[Foundation-l] Format Conversion

Ivo Emanuel Gonçalves justivo at gmail.com
Mon Jan 21 18:20:35 UTC 2008


On 1/21/08, Erik Moeller erik at wikimedia.org wrote:
> It's worth noting that video on the web was viable for millions of
> users long before YouTube -- the YouTube success story is not
> one of bandwidth, but of usability.

I'm afraid to disagree with you.  It's the bandwidth that made it
possible to create a site where anyone would be able to upload a
video, no matter how crappy, stupid, or idiotic it may be.  And that
drove in the (mindless) crowds.  For instance DivX's Stage6, which
only uses DivX not Flash, is popular, but it only showed up about the
same time YouTube did.  Again, because of the bandwidth.  Me, I can't
play any video on Stage6 and YouTube tends to occasionally crash my
browser.  I wouldn't say my experience on its usability has been
favorable, though I do agree that without some usability YouTube
wouldn't go anywhere.

> Before Flash players became widespread, playing video on
> the web was a constant hassle: one would struggle with Real Player,
> Quicktime, Windows Media Player, etc., and an additional number of
> specialized plugins, all of course proprietary.

Flash players have been widepsread for a while.  Ever heard of a
little corner on the web called Newgrounds?  It's been around since
what, 1999?  Yeah, it does help to have one single plugin that seems
to play everything, but it's not the sole reason why it has become
popular.  The wisdom of the crowds, or something of that sort.  You'll
also note that all those other plugins you mentioned have always had
problems working on different systems.

I believe that some benign entity, perhaps, Wikimedia Foundation
should sponsor two projects: an online transcoding backend to Ogg
Video and an actual plugin akin to the Flash Player.  The Xiph Player
if you will.  The backend would be most useful for the Wikimedia
projects, while the player would in theory be the right fix until
every browser learns the <video> tag which would help both the
Wikimedia projects and other initiatives willing to promote free video
AKA Open Media.

And why doesn't anyone do an Ogg Video player based on the torrent
protocol?  Like what Azureus is doing now?  That's because people are
content with what they have and don't think of the future like Gregory
Maxwell mentioned on an earlier message.

> Whether one believe's Adobe's numbers of 98%+ adoption of Flash in
> "mature markets" (as opposed to 84.6% for Java) [1], YouTube and its
> clones made it ridiculously easy for millions of people to view video
> on the web who couldn't before.

Again, the argument is bandwidth.  Try getting a time machine and--
no, wait, are you outside Europe?  Just get a 56k line and try
watching terabytes of video.  Oh, it doesn't work does it?  So much
for Flash to take away all those problems.

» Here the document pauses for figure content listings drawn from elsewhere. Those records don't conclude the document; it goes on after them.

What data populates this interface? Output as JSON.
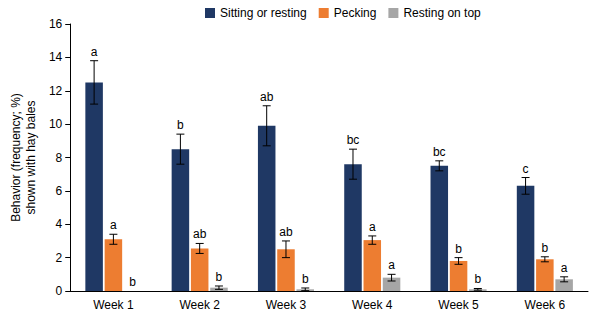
{
  "chart_data": {
    "type": "bar",
    "y_label": "Behavior (frequency; %)\nshown with hay bales",
    "categories": [
      "Week 1",
      "Week 2",
      "Week 3",
      "Week 4",
      "Week 5",
      "Week 6"
    ],
    "series": [
      {
        "name": "Sitting or resting",
        "color": "#1f3864",
        "values": [
          12.5,
          8.5,
          9.9,
          7.6,
          7.5,
          6.3
        ],
        "errors": [
          1.3,
          0.9,
          1.2,
          0.9,
          0.3,
          0.5
        ],
        "letters": [
          "a",
          "b",
          "ab",
          "bc",
          "bc",
          "c"
        ]
      },
      {
        "name": "Pecking",
        "color": "#ed7d31",
        "values": [
          3.1,
          2.55,
          2.5,
          3.05,
          1.8,
          1.9
        ],
        "errors": [
          0.3,
          0.3,
          0.5,
          0.25,
          0.2,
          0.15
        ],
        "letters": [
          "a",
          "ab",
          "ab",
          "a",
          "b",
          "b"
        ]
      },
      {
        "name": "Resting on top",
        "color": "#a6a6a6",
        "values": [
          0,
          0.2,
          0.1,
          0.8,
          0.1,
          0.7
        ],
        "errors": [
          0,
          0.1,
          0.08,
          0.2,
          0.05,
          0.15
        ],
        "letters": [
          "b",
          "b",
          "b",
          "a",
          "b",
          "a"
        ]
      }
    ],
    "ylim": [
      0,
      16
    ],
    "yticks": [
      0,
      2,
      4,
      6,
      8,
      10,
      12,
      14,
      16
    ],
    "grid": false,
    "legend": "top"
  }
}
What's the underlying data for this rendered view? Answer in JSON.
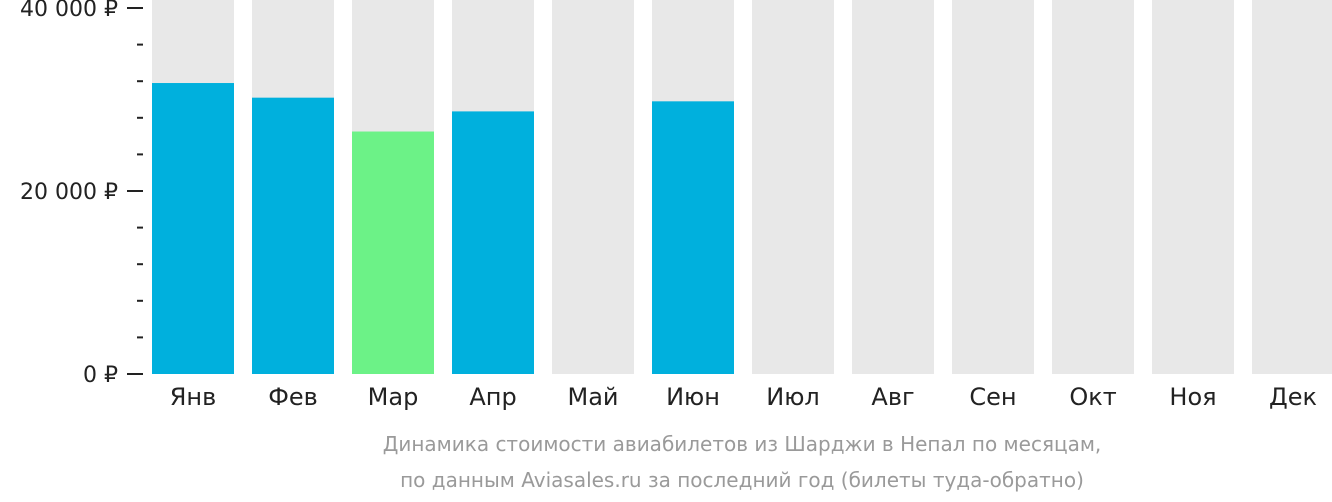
{
  "chart_data": {
    "type": "bar",
    "categories": [
      "Янв",
      "Фев",
      "Мар",
      "Апр",
      "Май",
      "Июн",
      "Июл",
      "Авг",
      "Сен",
      "Окт",
      "Ноя",
      "Дек"
    ],
    "values": [
      31800,
      30200,
      26500,
      28700,
      null,
      29800,
      null,
      null,
      null,
      null,
      null,
      null
    ],
    "ylim": [
      0,
      40000
    ],
    "y_ticks": [
      {
        "value": 40000,
        "label": "40 000 ₽"
      },
      {
        "value": 20000,
        "label": "20 000 ₽"
      },
      {
        "value": 0,
        "label": "0 ₽"
      }
    ],
    "y_minor_step": 4000,
    "highlight_category": "Мар",
    "caption_line1": "Динамика стоимости авиабилетов из Шарджи в Непал по месяцам,",
    "caption_line2": "по данным Aviasales.ru за последний год (билеты туда-обратно)",
    "colors": {
      "bar": "#00b0dd",
      "highlight": "#6cf287",
      "empty": "#e8e8e8",
      "axis": "#222222",
      "caption": "#9a9a9a"
    }
  }
}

> My fear is that by locking ourselves into Ogg Theora only, we are
> replicating the pre-YouTube experience of video that may or may not
> work, may or may not require installation of additional plugins, etc.

This is a transitional phase.  Prophecy tells of a hero of distant
land and unknown past whom will come forth to save the world from the
evils of bad usability.  Or rather someone will understand that this
situation is not optimal and will actually DO something to fix it.

> I suspect that the only effect a completely purist stance will have is
> simply that people will go elsewhere for video educational content.

Where?  YouTube?  You gotta be kidding me.  Here's a sample of
educational concent from YouTube:

"LOL WAKE UP SHEPPLE"

"omg that cat iz sooooooooooooo cutteeee~"

"wow shes hot!!!!"

"NINELEVEN WAS AN INSIDE JOB!  WAKE UP SHEPPLE!"

> If Ogg Theora is the future, then choosing parallel distribution now
> on a site that is not a significant source of video educational
> content will have no negative impact.

Oh, it is my friend.  You see, humans are creatures of habit.  You
teach them to use this parallel distribution method, and they won't
turn away for "the future" any time soon.  The future is now.  If one
wants to make it work, one has to go and actually do work to make it
as easier to use for the crowds as possible, IF that's what you deem
to be the obstacle.

Me, I think people just don't care about educational content, which
perhaps would explain why for instance Wikipedia has an article for
every one of the 500-something Pokemon's as well as an article about
Star Wars lightsabers being vastly more worked than biographies of
people who did some of the biggest discoveries of their age.  Heck, it
won't stop me from trying to make Wikipedia the best encyclopedia in
the world, but I am one of the _few_, not the majority.

Mr Erik, help Wikimedia go in the right direction.  No backpeddling, please.